Friday, June 1, 2012

Options on Double Shorts....(aka: A win is a win)

CCI was looking to get a short position in play before the unemployment report this morning. Late Thursday, I considered my usual strategy of buying the double short S&P500 (SDS) to provide some portfolio hedge. However, I chose a slightly different strategy.

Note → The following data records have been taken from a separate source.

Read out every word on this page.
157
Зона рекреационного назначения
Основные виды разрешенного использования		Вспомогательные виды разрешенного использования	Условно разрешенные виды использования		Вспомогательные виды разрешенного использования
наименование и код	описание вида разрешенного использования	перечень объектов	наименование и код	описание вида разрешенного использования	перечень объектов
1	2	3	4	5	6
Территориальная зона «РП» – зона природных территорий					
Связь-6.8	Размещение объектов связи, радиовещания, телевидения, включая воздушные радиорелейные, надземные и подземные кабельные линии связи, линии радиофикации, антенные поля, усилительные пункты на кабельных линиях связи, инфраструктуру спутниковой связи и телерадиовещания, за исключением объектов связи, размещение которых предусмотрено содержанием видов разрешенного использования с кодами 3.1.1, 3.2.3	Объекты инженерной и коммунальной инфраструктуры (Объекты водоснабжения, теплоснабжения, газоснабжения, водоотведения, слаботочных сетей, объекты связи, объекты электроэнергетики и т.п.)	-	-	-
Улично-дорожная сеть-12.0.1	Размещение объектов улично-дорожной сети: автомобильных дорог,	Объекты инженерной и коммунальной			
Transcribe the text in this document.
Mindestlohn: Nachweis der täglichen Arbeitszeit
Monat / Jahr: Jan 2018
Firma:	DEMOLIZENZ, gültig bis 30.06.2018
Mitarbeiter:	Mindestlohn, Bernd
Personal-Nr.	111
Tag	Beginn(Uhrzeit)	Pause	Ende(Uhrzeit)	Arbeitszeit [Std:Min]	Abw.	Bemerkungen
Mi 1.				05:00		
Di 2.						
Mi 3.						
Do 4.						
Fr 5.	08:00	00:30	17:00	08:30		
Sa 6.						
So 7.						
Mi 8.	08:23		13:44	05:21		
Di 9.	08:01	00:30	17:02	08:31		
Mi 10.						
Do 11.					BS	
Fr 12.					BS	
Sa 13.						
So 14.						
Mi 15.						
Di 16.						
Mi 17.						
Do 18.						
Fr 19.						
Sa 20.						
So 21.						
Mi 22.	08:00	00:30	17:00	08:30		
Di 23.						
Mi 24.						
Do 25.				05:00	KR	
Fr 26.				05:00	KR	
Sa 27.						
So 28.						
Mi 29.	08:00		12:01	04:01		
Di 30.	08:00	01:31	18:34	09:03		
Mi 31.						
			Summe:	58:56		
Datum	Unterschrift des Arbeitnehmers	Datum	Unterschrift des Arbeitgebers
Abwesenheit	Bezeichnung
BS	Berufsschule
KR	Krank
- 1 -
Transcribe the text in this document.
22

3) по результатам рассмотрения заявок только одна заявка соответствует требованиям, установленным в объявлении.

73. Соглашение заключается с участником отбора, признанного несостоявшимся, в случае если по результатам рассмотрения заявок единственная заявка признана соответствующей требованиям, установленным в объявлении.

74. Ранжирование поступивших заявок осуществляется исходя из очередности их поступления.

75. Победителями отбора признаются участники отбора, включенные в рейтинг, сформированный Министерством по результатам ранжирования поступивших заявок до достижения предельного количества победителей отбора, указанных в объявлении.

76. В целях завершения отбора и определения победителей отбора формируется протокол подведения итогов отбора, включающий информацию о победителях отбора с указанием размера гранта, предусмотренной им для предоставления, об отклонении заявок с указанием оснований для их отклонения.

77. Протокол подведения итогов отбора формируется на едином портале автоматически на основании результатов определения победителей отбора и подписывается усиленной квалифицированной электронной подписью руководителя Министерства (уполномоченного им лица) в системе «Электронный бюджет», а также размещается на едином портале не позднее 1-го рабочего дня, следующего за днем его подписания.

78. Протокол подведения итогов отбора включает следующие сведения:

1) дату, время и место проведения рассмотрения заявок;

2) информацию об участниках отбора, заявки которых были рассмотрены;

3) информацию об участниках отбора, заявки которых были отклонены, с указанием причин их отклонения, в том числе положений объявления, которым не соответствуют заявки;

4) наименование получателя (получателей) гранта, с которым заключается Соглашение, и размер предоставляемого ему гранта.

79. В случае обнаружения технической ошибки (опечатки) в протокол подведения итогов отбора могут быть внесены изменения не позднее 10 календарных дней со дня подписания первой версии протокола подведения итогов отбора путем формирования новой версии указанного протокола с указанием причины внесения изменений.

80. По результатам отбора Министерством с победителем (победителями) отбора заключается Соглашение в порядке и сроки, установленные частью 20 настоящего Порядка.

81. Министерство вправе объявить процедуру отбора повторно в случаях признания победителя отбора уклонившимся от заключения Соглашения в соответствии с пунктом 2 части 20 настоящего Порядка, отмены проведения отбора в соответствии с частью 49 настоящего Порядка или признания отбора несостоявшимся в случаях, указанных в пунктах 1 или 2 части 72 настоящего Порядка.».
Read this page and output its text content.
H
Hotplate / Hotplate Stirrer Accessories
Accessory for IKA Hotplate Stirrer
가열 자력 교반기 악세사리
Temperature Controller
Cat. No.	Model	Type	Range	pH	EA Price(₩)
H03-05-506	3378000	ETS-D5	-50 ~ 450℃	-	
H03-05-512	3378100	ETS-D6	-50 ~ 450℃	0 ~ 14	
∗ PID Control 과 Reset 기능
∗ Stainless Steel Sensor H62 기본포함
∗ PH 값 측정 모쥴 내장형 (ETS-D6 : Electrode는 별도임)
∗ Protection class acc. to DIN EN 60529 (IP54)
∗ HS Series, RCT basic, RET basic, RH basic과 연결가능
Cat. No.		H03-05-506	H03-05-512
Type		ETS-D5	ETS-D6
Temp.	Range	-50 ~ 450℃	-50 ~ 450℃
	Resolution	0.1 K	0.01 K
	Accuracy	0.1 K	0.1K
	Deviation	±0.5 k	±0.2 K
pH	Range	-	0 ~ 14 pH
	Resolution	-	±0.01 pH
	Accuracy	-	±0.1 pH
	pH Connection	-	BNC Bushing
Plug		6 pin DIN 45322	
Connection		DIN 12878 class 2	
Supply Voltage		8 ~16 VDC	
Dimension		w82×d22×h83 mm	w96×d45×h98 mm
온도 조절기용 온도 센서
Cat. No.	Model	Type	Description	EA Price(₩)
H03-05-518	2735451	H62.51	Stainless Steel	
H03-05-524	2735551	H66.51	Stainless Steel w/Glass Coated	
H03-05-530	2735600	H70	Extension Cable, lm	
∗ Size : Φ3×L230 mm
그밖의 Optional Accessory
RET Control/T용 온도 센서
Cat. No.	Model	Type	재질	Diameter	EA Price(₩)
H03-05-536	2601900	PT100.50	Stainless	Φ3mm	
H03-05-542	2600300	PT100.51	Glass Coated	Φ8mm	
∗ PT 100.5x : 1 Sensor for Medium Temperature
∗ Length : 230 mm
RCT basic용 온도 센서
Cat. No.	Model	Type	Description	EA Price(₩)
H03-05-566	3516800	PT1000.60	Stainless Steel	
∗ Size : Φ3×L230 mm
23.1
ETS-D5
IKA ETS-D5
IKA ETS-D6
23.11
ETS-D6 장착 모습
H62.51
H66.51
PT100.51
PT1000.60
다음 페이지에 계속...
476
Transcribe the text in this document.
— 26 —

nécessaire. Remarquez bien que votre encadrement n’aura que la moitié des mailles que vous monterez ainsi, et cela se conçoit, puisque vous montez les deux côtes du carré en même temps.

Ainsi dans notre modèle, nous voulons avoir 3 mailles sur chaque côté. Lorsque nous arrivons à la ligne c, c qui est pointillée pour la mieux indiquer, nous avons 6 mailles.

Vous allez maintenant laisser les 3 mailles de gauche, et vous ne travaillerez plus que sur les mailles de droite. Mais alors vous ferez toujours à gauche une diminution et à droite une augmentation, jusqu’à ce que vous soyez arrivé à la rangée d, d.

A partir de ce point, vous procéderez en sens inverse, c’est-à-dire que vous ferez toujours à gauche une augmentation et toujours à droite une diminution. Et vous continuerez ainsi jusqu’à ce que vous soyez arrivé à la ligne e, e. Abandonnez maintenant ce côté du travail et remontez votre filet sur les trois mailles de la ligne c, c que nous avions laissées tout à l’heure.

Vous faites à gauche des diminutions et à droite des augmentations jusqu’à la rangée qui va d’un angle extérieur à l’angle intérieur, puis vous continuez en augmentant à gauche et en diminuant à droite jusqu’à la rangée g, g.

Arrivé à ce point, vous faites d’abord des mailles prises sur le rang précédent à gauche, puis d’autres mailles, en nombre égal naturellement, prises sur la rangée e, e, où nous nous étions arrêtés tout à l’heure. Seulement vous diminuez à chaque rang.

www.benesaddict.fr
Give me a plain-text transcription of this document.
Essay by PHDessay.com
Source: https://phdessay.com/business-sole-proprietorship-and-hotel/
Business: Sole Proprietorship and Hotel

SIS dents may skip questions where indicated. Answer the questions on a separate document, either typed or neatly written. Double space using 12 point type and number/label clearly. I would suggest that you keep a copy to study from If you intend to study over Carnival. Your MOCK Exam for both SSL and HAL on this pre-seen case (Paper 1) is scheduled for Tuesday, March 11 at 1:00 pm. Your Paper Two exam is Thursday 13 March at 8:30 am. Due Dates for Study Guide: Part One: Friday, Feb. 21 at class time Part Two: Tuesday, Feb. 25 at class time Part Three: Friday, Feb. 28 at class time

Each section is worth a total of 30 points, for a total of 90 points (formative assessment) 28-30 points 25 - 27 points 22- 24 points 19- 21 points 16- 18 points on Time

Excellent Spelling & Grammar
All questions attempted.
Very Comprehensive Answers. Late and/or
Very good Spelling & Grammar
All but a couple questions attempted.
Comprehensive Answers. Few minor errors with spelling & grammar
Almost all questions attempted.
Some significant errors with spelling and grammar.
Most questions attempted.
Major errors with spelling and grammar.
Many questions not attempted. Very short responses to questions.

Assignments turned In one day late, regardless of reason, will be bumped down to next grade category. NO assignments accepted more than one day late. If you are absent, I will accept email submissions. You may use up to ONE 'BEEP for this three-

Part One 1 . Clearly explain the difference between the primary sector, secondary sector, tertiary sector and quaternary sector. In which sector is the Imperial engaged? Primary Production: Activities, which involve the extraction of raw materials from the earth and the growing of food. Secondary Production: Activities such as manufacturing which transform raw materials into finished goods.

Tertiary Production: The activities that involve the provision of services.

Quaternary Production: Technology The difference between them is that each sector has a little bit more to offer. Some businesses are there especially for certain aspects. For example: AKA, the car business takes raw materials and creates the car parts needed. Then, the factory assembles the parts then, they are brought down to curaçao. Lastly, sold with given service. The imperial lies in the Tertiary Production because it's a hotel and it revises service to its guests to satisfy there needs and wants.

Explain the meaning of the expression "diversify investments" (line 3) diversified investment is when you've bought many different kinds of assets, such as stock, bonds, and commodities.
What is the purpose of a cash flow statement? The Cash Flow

With SDS trading around $17 late Thursday, I sold one lot of June 1 weekly $17 puts for $.26.  A weekly option made this essentially a 1 day trade. That is about as long as you can hold these double short etfs anyway, so it seems like this approach enforces the discipline of a short holding period for these type pf positions. Also implied volatility was high so the option premium seemed rich.  Yes, I know this is a derivative of a leverage derivative, but....hey....when in

Anyway...This trade capped the potential gain for trade at 1.8%, in exchange for having a 1.5% cushion on the downside before the trade would lose money.  My logic was
  •  if the unemployment numbers would be good, that might not be enough to drive the market up too much and the 1.5% cushion might provide a way to get out of the trade with a tie. 
  • if the unemployment report was bad , the market would be down and the trade would return 1.8%
The unemployment report was worse than expected and the market went down more than usual.  Just having bought SDS (as I usually do in this situation) would have returned over 5% today.  Instead this trade "only" made 1.8% in 1 day.   A small consolation prize on an overall bad day.  Also, in hindsight using this more complex strategy was not the right choice. 

BUT....A win is a win.

2-1-4 hedging via double shorts this year.